The general idea of curvature (and, indeed, holonomy) as a measure of how parallel transport depends on the choice of curve joining two points then became a fundamental notion and, in fact, it turns out that the Riemann curvature tensor of a metric $g$ is precisely the curvature (in this sense of dependence of parallel transport on the path) of the 'connection' introduced by Levi-Civita. [From this point of view, Weyl's theorem that the Riemann curvature tensor and its covariant derivatives give all of the 'pointwise differential invariants' of $g$ is by no means obvious, and it takes some serious work (with the appropriate definitions) to prove it.]
Best Answer
I'm not sure what you mean by "determining". One natural notion of equivalence is for two surfaces to be related by an ambient isometry (a euclidean motion).
A basic result is that two surfaces in $\mathbb{R}^3$ are related by an isometry of $\mathbb{R}^3$ if and only if their first and second fundamental forms agree.

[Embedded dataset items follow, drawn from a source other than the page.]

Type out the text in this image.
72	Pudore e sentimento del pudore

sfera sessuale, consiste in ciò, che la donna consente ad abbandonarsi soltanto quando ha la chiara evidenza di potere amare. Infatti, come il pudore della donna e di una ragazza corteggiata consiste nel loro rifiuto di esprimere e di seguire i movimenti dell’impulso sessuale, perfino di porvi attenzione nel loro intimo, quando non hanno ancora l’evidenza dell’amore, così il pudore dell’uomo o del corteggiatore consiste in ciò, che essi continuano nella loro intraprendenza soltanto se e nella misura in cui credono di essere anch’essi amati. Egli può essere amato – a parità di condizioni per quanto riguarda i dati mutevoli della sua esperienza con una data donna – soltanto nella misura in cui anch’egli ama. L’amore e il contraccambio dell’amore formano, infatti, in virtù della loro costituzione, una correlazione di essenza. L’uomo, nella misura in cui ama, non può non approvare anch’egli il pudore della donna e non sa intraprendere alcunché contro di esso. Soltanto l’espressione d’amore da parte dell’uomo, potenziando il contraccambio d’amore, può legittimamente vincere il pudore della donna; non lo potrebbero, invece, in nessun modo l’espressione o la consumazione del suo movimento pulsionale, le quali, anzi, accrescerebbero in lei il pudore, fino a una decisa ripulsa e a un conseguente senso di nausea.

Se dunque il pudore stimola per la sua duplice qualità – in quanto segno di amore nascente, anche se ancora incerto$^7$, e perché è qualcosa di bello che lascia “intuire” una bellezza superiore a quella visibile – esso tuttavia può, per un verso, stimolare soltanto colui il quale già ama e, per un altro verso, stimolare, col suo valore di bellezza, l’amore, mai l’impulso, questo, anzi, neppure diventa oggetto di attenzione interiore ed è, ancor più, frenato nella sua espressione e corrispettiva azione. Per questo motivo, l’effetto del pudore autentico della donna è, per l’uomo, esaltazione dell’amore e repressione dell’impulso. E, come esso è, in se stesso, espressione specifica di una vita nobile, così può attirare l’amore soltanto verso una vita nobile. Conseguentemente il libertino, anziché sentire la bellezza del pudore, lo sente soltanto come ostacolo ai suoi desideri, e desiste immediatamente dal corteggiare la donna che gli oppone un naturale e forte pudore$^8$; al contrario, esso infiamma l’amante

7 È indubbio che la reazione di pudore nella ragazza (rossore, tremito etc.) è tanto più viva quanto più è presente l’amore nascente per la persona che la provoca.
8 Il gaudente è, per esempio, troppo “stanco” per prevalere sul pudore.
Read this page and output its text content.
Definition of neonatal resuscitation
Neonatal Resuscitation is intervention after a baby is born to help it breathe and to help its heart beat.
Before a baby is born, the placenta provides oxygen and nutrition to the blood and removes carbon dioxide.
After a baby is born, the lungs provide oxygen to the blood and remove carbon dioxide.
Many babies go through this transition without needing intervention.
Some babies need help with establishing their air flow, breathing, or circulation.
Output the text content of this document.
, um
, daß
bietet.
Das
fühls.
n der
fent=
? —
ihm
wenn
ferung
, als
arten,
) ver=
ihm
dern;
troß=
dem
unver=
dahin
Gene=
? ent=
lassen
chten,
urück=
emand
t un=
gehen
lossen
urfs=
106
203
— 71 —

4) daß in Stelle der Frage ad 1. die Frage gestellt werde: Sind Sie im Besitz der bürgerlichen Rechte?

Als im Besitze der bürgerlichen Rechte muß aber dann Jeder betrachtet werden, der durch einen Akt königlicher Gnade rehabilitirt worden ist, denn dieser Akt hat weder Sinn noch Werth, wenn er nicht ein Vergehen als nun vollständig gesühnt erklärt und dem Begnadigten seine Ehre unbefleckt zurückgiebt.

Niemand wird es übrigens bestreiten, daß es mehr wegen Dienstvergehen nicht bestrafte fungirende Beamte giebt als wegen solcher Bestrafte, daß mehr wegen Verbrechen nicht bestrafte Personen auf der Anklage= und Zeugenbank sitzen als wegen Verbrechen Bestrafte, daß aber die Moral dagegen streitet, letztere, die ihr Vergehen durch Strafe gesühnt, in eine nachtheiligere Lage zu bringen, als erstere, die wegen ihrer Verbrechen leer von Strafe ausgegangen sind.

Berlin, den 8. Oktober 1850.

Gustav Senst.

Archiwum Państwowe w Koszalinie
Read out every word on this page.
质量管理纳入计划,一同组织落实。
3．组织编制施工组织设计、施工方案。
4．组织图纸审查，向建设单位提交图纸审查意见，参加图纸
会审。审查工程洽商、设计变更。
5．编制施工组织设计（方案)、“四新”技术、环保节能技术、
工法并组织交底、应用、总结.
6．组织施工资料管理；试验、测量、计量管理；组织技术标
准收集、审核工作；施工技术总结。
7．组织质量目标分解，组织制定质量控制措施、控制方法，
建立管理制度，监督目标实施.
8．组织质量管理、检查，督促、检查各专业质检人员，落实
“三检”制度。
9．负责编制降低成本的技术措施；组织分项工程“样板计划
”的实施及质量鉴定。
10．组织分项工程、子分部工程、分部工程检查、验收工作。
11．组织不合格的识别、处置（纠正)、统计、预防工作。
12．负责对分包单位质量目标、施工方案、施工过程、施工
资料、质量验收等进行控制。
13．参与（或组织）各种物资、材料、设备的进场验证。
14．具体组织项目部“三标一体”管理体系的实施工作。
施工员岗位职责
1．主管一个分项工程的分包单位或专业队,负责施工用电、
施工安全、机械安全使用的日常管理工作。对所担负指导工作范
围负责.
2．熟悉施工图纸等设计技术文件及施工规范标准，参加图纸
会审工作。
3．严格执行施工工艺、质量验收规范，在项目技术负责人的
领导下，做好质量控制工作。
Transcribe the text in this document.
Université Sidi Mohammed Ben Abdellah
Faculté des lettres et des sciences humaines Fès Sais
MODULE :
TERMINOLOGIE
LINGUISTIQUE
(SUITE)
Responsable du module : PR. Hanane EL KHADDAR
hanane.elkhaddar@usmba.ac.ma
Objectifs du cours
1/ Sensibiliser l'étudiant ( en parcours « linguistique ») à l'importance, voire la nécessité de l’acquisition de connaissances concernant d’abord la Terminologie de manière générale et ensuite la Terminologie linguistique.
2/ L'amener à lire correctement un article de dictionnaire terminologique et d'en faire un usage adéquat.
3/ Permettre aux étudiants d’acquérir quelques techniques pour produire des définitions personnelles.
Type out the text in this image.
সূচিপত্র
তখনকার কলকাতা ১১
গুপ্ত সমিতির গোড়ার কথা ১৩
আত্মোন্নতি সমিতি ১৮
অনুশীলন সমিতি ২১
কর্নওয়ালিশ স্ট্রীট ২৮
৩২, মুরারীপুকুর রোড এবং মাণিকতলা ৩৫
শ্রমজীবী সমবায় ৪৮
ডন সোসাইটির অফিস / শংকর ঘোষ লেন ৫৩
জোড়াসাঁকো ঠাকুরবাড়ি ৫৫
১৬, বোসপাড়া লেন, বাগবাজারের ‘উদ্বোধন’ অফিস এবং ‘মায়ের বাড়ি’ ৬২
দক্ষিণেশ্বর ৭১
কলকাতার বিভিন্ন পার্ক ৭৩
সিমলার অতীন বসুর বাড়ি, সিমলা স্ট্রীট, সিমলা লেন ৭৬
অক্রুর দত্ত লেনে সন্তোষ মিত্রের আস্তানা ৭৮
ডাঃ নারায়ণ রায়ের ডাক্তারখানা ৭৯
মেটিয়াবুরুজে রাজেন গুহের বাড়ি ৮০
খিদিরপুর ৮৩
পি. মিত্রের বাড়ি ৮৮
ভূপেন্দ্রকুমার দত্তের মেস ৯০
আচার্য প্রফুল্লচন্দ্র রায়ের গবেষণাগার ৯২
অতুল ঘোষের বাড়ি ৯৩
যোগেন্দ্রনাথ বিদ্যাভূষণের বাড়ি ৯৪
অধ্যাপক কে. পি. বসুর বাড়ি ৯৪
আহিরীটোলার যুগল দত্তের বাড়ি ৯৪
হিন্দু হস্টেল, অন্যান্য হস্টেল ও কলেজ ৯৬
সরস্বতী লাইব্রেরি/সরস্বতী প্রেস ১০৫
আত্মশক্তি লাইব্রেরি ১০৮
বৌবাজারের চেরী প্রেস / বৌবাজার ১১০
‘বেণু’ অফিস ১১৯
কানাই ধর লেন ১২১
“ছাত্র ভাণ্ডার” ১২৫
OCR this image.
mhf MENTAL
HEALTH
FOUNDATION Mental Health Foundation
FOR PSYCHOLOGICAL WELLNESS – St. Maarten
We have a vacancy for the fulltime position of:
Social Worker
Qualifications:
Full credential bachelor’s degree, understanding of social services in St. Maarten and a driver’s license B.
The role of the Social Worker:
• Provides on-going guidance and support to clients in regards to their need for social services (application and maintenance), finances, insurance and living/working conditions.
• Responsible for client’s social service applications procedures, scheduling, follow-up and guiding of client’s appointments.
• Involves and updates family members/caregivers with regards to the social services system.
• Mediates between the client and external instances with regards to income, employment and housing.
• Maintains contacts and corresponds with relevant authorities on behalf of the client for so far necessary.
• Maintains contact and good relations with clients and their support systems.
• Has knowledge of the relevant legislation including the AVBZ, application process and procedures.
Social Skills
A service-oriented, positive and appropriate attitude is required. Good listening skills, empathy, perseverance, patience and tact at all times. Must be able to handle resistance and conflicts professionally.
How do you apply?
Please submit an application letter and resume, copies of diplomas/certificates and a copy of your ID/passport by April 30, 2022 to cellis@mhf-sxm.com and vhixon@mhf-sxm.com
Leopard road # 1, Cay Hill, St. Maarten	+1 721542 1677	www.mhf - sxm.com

A weaker condition is that of isometry. Two surfaces are said to be isometric if their first fundamental forms agree. Gauss's Theorema Egregium says that isometric surfaces have the same Gaussian curvature, but the converse is not true: there are examples of surfaces with the same Gaussian curvature, but which are not isometric.
In dimension $\geq 4$ Kulkarni in his paper Curvature and Metric showed that a diffeomorphism which preserves the sectional curvature is an isometry, except possibly in the case of constant sectional curvature. In dimension $\leq 3$ there are counterexamples which are mentioned in his paper.